= Prosper Charbonnier =

Prosper Jules Elie Charbonnier (1862 –1936) was a French naval officer, engineer, and ballistics expert.

Charbonnier entered the l‘Ecole polytechnique in 1884 and served in Lorient in the Régiment d’Artillerie de Marine (RAMA). He was promoted to capitaine en second en 1892 and then was appointed a member of the Commission for Artillery Experiments at Gâvres. In 1895 he was promoted to capitaine en premier en 1895. After serving in Tonkin and in China, he was promoted to squadron leader in 1903 and to lieutenant colonel in 1907. In 1910, he joined the new corps of engineers of naval artillery with the rank of ingénieur en chef de deuxième classe. Charbonnier was promoted to director of naval artillery in Lorient and to president-director of the Commission of Gâvres in 1911, to ingénieur en chef de première classe in 1912, and to ingénieur général de deuxième classe in 1915. In 1918 he was appointed the Inspector General of the services of studies and experiments in naval artillery. He was a member of the Comité scientifique des poudres. He retired from the navy in 1927.

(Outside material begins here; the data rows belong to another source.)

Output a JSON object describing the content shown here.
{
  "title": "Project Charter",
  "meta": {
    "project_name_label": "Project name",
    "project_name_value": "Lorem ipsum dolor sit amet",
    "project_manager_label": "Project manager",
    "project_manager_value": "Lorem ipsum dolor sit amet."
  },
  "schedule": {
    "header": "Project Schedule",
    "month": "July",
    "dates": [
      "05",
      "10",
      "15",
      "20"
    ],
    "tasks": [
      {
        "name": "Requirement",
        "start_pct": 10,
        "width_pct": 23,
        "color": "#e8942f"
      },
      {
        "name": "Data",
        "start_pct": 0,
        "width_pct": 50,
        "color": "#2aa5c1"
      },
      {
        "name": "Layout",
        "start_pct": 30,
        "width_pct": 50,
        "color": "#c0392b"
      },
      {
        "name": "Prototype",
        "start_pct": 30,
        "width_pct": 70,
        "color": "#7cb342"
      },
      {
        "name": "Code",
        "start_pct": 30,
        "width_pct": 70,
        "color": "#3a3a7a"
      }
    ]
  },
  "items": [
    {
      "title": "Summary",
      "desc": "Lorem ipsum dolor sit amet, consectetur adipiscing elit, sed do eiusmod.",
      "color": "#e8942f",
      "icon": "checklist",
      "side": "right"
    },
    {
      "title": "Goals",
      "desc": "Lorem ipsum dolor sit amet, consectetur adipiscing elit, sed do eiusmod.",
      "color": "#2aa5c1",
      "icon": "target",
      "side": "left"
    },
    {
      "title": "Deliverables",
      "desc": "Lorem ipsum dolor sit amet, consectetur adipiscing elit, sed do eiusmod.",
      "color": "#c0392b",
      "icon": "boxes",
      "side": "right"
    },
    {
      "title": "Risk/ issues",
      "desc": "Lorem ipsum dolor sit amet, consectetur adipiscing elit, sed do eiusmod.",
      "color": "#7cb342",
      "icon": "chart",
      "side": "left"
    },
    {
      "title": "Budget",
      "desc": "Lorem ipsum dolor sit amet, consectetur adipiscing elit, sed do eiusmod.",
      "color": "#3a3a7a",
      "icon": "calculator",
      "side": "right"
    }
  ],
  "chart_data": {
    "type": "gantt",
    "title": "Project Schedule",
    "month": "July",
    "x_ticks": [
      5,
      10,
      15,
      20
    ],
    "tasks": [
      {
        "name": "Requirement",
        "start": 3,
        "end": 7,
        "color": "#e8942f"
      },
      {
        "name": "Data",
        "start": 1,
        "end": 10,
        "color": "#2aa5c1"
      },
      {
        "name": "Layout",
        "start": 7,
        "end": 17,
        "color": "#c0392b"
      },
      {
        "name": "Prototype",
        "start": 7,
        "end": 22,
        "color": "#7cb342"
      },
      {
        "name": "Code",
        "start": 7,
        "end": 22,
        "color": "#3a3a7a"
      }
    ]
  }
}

In 1915, Charbonnier sent a memo to his superiors, resulting in the recruitment of several noted French mathematicians to the work at Gâvres. Among those who worked at Gâvres were Albert Châtelet, Georges Valiron, Joseph Kampé de Fériet, and Arnaud Denjoy.

Charbonnier became internationally recognized as a ballistics expert, and for his treatises on ballistics he was awarded in 1919 the Poncelet Prize of the Académie des Sciences. In 1924 he was an Invited Speaker of the ICM in Toronto.

==Selected publications==
- Le champ acoustique (1904)
- Traité de Balistique extérieure (1904)
- Balistique extérieure rationnelle (1907)
- Balistique intérieure (1908)
- Traité de balistique (Tome 1, 1921 – Tome 2, 1927)
- Essai sur l’histoire de la balistique (Prix Binoux de l’Académie des Sciences) en 1929.